Well, when it comes to bikes, there is such a thing as normal discomfort. The more time you spend on a bike at a stretch, the more uncomfortable you’re going to get. You’re going to get tired. Your body is going to ache from staying in the same position. Even your bed with the down mattress cover and high-thread-count sheets will revolt against you and give you bedsores if you don’t turn over every once in a while. Obviously some of this discomfort can be dialed out of the bike by making adjustments and part changes, but at some point the only way to get more comfortable on the bike is to ride the thing more and train your body to deal with it better – and even then, eventually you’re just going to have to get off the damn thing and stop riding, just like eventually you’ve got to get out of bed. Sometimes you’re uncomfortable because of your parts or your bike fit. Sometimes you’re uncomfortable because you’re riding wrong, or you’re thinking about riding wrong.
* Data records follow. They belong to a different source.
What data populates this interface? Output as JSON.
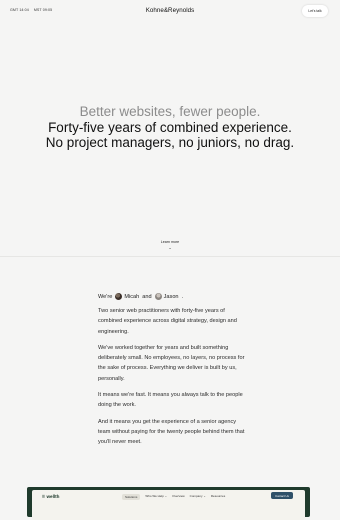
{
  "header": {
    "clock_1": "GMT 14:04",
    "clock_2": "MST 09:05",
    "brand": "Kohne&Reynolds",
    "cta_label": "Let's talk"
  },
  "hero": {
    "lead": "Better websites, fewer people.",
    "line_1": "Forty-five years of combined experience.",
    "line_2": "No project managers, no juniors, no drag."
  },
  "learn_more": {
    "label": "Learn more",
    "arrow": "⌄"
  },
  "about": {
    "were_prefix": "We're",
    "person_1": "Micah",
    "and_word": "and",
    "person_2": "Jason",
    "period": ".",
    "paragraphs": [
      "Two senior web practitioners with forty-five years of combined experience across digital strategy, design and engineering.",
      "We've worked together for years and built something deliberately small. No employees, no layers, no process for the sake of process. Everything we deliver is built by us, personally.",
      "It means we're fast. It means you always talk to the people doing the work.",
      "And it means you get the experience of a senior agency team without paying for the twenty people behind them that you'll never meet."
    ]
  },
  "preview": {
    "logo": "wellth",
    "nav": [
      "Solutions",
      "Who We Help ⌄",
      "Overview",
      "Company ⌄",
      "Resources"
    ],
    "contact": "Contact Us"
  },
  "colors": {
    "background": "#f5f5f4",
    "hero_muted": "#8c8c8c",
    "preview_dark_green": "#1f3a2c",
    "preview_button": "#2f5068"
  }
}
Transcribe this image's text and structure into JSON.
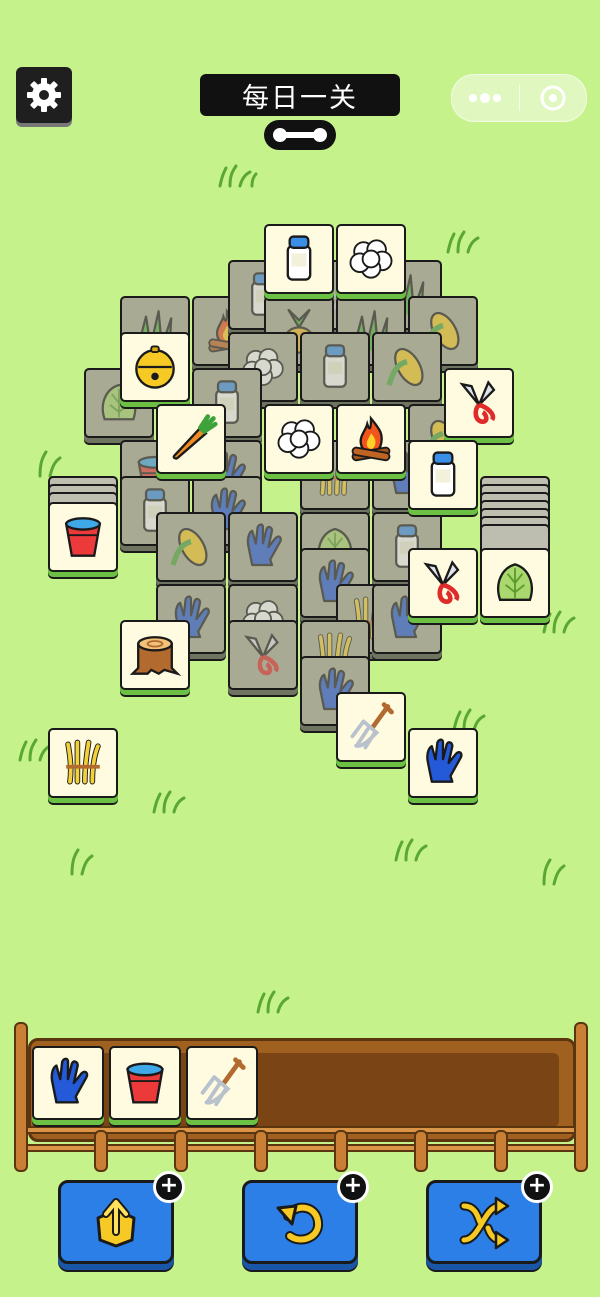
{
  "header": {
    "title": "每日一关",
    "menu_more_icon": "more-dots-icon",
    "menu_close_icon": "target-circle-icon"
  },
  "colors": {
    "background": "#c6f28c",
    "tile_face": "#fffbe0",
    "tile_dim": "#a9aa93",
    "tray_wood": "#a0601f",
    "tool_button": "#2b7fe6"
  },
  "tray": {
    "capacity": 7,
    "items": [
      "glove",
      "bucket",
      "pitchfork"
    ]
  },
  "toolbar": {
    "buttons": [
      {
        "name": "move-out",
        "icon": "move-out-icon",
        "badge": "+"
      },
      {
        "name": "undo",
        "icon": "undo-icon",
        "badge": "+"
      },
      {
        "name": "shuffle",
        "icon": "shuffle-icon",
        "badge": "+"
      }
    ]
  }
}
You see, a certain amount of discomfort is normal when you ride a bicycle. And even when you are feeling discomfort, there is usually something you can do about it (before going out and purchasing a new saddle) to ensure that the pain you are experiencing is not at an excess level.
If your butt or crotch is hurting you while you ride your bike, try the following before purchasing a new saddle:
- Adjust the up and down angle of your saddle.
- Adjust the side to side angle of your saddle.
- Adjust the height of your seat post.
- Adjust the height of your handlebars.
- Adjust the position of your handlebars so you don’t have to lean too far forward or too far back.
Remember that your saddle should be relatively level. If it is angled more than a few degrees up or down, there is probably something wrong.
Also, remember that the full weight of your body is not meant to rest on your saddle. Resting your full body-weight on your seat is obviously going to cause you some pain. Instead, your saddle is just one area on which you should be spreading out the weight of your body. As you ride, your weight should be dispersed between your crotch and your saddle, your hands and your handlebars, and your pedals and your feet.
Finally, once you find a position for your saddle that you like, don’t move it. You might even want to put a little electrical tape around the seatpost (just above the seatpost clamp) so that if you have to remove the seatpost for any reason, you will be able to quickly and easily get your saddle back in its proper position.